Now, send streaming data to Kinesis and read this data in Databricks
- Using Kinesis Data Streams in your AWS console create data streams, one for each data table. Navigate to the Kinesis console, and select the Data Streams section. Choose the Create stream button
- Configure API with Kinesis proxy integration Create an IAM role in the IAM console that assumes the AmazonKinesisFullAccessRole policy. Configure your previously created REST API to allow it to invoke Kinesis actions. Your API should be able to invoke the following actions: List streams in Kinesis Create, describe and delete streams in Kinesis Add records to streams in Kinesis
- Send Data to the kinesis Streams Create a new script, <user_posting_emulation_streaming.py>, that builds upon the initial <user_posting_emulation.py>. Send requests to the API from this script which will add one record at a time to the stream.
- Read the data from kinesis streams in databricks Create a new notebook that read-in the data in databricks. You will need your access key and secret key here.
- Transform and clean the data as appropriate.
- Write the streaming data to delta tables. That's it.
-
Setup AWS Environment: Follow the steps in the Setting Up Environment section to configure your AWS account, EC2 instances, and Kafka setup.
-
Run the Data Pipeline:
- Ensure that your Kafka broker and ZooKeeper service are running.
- Start the REST API to send data to Kafka. Use the provided Python script to post data to the API.
- Check your S3 bucket to ensure data is being saved correctly.
-
Process Data with Databricks:
- Mount your S3 bucket in Databricks.
- Load the data from S3 into Databricks Delta tables.
- Clean and process the data using PySpark or Spark SQL.
-
Schedule Batch Processing with MWAA:
- Set up MWAA and create a DAG for Databricks workflows.
- Use the MWAA environment to monitor and manage your data pipeline.
-
Stream Data with Kinesis:
- Set up Kinesis Data Streams and integrate with your API.
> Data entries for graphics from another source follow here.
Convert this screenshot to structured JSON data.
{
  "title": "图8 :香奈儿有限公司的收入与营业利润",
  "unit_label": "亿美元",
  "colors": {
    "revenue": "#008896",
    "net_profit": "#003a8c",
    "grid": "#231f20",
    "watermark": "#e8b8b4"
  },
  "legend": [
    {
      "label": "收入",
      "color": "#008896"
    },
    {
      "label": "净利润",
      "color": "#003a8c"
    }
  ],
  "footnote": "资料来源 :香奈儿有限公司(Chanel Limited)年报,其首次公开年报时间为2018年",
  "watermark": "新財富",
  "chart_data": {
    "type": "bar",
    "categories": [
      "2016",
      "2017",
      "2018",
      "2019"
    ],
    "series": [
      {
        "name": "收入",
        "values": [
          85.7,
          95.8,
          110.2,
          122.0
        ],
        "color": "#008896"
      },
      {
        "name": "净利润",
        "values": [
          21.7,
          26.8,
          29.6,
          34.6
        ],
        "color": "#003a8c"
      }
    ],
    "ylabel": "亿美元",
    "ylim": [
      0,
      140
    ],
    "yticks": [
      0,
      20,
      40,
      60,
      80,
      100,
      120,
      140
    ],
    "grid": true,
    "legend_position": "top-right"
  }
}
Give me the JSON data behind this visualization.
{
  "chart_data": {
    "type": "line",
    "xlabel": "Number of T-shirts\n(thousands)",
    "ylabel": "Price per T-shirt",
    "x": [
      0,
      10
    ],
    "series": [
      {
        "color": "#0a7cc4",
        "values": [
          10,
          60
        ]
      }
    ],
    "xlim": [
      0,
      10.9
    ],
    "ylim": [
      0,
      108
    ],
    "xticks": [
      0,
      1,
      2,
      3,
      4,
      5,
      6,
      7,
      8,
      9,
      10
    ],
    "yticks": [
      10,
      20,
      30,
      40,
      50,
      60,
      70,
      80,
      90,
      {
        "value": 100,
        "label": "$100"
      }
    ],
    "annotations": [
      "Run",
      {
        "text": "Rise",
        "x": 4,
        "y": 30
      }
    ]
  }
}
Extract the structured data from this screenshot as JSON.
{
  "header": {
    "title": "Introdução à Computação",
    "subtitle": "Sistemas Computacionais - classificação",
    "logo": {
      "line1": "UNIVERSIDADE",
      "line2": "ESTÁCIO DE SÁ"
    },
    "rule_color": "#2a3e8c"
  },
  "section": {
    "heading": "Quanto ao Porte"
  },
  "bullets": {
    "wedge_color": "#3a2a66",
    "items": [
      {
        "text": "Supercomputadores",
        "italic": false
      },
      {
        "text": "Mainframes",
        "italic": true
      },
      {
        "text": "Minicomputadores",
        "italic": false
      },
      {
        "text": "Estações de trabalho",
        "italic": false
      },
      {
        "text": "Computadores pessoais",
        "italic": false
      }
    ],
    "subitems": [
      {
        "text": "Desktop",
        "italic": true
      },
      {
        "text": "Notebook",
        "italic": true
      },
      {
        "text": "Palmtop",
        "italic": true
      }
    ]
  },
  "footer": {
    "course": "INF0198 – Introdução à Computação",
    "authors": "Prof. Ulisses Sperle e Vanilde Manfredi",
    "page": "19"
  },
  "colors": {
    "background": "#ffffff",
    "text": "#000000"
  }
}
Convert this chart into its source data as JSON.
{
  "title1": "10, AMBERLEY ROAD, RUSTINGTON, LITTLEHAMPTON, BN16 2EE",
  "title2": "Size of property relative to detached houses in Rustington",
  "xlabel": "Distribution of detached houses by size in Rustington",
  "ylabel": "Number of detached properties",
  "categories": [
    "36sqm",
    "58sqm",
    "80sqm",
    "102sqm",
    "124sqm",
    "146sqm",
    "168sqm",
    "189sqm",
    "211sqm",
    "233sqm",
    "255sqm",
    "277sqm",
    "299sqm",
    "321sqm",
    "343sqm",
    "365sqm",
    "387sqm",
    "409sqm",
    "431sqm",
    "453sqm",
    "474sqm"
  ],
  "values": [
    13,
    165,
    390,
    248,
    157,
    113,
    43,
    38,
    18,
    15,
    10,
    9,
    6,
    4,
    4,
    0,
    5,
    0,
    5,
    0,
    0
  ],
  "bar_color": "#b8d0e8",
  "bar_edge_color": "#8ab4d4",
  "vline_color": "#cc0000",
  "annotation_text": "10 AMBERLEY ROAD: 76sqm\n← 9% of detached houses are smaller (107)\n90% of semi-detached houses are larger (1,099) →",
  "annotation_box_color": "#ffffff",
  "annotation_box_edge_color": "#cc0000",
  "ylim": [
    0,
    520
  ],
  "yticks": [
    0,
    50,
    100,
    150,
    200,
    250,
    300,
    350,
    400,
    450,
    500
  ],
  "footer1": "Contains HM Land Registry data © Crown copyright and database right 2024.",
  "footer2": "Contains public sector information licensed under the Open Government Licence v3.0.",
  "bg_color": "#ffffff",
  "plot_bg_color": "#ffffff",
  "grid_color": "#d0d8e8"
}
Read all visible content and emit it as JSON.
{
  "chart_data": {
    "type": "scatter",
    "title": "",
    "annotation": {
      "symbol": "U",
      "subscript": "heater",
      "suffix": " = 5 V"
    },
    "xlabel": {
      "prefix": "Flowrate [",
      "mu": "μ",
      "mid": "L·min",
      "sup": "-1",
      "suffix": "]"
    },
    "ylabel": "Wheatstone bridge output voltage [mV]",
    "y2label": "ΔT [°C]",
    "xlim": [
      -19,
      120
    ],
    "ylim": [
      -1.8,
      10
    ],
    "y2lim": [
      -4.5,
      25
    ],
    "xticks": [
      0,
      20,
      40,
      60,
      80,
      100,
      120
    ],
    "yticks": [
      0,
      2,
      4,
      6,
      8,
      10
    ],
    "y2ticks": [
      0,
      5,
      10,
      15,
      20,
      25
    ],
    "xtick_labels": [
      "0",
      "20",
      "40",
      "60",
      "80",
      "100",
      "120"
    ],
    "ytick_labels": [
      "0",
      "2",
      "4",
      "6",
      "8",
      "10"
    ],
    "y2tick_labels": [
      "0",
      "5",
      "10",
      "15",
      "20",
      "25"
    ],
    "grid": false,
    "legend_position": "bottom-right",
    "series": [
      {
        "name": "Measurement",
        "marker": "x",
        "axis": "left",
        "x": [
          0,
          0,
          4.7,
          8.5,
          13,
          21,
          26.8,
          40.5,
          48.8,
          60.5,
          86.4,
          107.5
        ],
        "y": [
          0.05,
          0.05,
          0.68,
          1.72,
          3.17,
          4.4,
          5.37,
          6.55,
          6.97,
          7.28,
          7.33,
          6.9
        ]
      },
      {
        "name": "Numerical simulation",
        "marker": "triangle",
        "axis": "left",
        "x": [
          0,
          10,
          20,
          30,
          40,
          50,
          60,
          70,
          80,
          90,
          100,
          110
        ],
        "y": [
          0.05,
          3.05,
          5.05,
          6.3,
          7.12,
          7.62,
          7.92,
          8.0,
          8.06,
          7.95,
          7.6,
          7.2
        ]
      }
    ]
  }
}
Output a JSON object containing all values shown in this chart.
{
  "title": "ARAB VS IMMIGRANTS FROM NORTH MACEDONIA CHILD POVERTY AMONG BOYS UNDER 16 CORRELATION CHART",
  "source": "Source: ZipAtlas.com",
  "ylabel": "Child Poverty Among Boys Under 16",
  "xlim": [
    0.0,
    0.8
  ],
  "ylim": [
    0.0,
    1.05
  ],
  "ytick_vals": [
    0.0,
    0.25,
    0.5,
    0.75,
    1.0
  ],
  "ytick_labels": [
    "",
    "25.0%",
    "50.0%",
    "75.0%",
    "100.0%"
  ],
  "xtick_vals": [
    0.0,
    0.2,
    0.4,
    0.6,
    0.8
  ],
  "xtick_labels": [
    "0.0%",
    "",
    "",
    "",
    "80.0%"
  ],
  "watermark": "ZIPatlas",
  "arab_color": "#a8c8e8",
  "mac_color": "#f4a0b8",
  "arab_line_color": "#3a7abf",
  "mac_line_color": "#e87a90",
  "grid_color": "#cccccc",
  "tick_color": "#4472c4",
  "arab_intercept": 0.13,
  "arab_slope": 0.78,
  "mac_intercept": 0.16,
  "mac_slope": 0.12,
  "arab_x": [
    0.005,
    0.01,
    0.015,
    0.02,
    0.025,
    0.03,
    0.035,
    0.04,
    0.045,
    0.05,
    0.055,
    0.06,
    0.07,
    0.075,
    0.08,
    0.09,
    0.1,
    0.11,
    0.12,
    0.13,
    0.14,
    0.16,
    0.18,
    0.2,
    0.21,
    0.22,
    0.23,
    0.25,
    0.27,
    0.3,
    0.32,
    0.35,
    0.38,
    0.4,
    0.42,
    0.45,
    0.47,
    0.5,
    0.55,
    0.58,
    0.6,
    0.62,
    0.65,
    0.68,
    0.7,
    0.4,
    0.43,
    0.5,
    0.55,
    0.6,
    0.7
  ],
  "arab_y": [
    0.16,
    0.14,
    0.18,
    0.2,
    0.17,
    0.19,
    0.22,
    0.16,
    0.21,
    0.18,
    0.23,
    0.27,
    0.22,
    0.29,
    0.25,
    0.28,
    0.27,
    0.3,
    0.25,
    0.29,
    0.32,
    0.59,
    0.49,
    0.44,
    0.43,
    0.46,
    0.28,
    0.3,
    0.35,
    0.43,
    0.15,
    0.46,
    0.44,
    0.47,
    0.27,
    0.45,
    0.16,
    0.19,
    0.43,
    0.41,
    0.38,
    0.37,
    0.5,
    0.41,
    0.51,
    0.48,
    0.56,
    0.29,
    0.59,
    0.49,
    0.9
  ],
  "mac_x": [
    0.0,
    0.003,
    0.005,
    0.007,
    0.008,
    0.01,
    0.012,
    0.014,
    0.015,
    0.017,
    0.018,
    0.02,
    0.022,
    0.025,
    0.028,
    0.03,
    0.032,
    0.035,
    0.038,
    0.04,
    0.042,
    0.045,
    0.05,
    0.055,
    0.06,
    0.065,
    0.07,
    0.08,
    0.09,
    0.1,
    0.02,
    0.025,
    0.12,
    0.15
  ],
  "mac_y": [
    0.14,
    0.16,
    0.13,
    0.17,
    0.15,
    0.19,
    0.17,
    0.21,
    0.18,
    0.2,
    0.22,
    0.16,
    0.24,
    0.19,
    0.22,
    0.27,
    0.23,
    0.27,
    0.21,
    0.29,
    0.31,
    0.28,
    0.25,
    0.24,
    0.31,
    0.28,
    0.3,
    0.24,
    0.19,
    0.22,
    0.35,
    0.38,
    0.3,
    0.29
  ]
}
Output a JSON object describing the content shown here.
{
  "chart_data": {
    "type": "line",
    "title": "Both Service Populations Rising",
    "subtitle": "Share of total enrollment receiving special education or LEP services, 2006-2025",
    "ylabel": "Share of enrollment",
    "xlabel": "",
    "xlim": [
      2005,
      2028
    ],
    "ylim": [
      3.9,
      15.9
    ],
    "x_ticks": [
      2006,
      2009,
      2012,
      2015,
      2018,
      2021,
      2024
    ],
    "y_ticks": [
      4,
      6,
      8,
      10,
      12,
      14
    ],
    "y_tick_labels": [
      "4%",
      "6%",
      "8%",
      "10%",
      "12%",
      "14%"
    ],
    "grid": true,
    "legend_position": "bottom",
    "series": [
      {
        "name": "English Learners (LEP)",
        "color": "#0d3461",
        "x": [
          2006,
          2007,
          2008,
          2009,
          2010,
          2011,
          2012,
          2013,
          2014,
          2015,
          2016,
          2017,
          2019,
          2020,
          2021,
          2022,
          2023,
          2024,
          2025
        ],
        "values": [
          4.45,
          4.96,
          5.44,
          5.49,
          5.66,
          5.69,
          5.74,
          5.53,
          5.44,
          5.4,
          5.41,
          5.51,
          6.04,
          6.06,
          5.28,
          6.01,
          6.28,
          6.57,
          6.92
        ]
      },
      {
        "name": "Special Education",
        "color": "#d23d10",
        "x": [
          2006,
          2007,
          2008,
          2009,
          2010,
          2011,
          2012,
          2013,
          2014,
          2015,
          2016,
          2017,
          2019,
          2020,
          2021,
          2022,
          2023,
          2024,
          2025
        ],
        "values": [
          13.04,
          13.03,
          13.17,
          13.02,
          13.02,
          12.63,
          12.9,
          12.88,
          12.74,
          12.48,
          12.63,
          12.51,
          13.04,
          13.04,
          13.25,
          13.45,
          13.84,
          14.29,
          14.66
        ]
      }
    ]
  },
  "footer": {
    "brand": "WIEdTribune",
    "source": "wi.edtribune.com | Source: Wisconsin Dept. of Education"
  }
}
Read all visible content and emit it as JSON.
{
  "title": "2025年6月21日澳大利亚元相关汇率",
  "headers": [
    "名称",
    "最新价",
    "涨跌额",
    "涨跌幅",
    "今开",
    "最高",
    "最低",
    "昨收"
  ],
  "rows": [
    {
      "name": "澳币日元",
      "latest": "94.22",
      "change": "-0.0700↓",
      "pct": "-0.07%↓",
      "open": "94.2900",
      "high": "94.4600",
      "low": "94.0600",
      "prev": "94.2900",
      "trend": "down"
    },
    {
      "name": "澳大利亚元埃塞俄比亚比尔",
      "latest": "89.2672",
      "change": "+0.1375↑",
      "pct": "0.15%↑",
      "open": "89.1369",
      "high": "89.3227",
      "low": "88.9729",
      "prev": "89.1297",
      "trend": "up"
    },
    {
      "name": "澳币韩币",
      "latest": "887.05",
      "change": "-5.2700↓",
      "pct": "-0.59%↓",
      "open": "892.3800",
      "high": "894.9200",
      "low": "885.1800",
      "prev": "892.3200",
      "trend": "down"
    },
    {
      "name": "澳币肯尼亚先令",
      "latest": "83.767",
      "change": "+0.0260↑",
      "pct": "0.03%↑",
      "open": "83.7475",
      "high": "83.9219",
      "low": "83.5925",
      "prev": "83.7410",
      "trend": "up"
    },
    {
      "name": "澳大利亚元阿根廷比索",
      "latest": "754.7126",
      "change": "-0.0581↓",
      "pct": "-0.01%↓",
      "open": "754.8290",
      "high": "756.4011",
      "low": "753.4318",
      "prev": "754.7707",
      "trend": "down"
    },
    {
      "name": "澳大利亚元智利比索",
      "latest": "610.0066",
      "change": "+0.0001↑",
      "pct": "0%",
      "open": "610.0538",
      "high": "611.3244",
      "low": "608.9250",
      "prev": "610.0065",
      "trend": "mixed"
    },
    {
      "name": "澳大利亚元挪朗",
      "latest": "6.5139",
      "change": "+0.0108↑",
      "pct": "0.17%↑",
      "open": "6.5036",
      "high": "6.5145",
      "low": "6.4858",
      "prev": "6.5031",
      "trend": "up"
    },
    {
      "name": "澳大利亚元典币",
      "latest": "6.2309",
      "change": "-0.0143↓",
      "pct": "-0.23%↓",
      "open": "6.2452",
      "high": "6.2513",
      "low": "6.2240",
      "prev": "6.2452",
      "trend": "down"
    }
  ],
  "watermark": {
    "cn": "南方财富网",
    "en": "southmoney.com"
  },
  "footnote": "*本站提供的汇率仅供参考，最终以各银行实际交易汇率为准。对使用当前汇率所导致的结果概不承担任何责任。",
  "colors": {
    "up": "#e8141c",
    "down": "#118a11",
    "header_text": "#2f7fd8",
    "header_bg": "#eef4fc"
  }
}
- Send streaming data to Kinesis and read the data in Databricks for real-time processing.
# Connect to your EC2 instance
ssh -i your-key-pair.pem ec2-user@your-ec2-instance-public-dns
# Start ZooKeeper
cd kafka_2.12-2.8.0
bin/zookeeper-server-start.sh config/zookeeper.properties
# Start Kafka broker
bin/kafka-server-start.sh config/server.properties
# Run the API
python your_api_script.py
# Post data to the API (from another terminal or script)
python post_data_to_api.py
Pinterest-Data-Pipeline/
├── api/
│ ├── __init__.py
│ ├── api.py
│ ├── requirements.txt
│ └── Dockerfile
├── connectors/
│ └── kafka-connect-s3/
│ └── confluentinc-kafka-connect-s3-10.0.3.zip
├── dags/
│ ├── __init__.py
│ ├── databricks_dag.py
│ └── requirements.txt
├── scripts/
│ ├── fetch_data_from_db.py
│ ├── post_data_to_api.py
│ └── user_posting_emulation_streaming.py
├── notebooks/
│ ├── data_processing_notebook.ipynb
│ └── streaming_data_processing_notebook.ipynb
├── resources/
│ └── CloudPinterestDataPipeline.png
├── .gitignore
├── README.md
└── LICENSE
This project is licensed under the MIT License. See the LICENSE file for more information.
Feel free to contribute to this project or raise issues if you encounter any problems. Happy coding!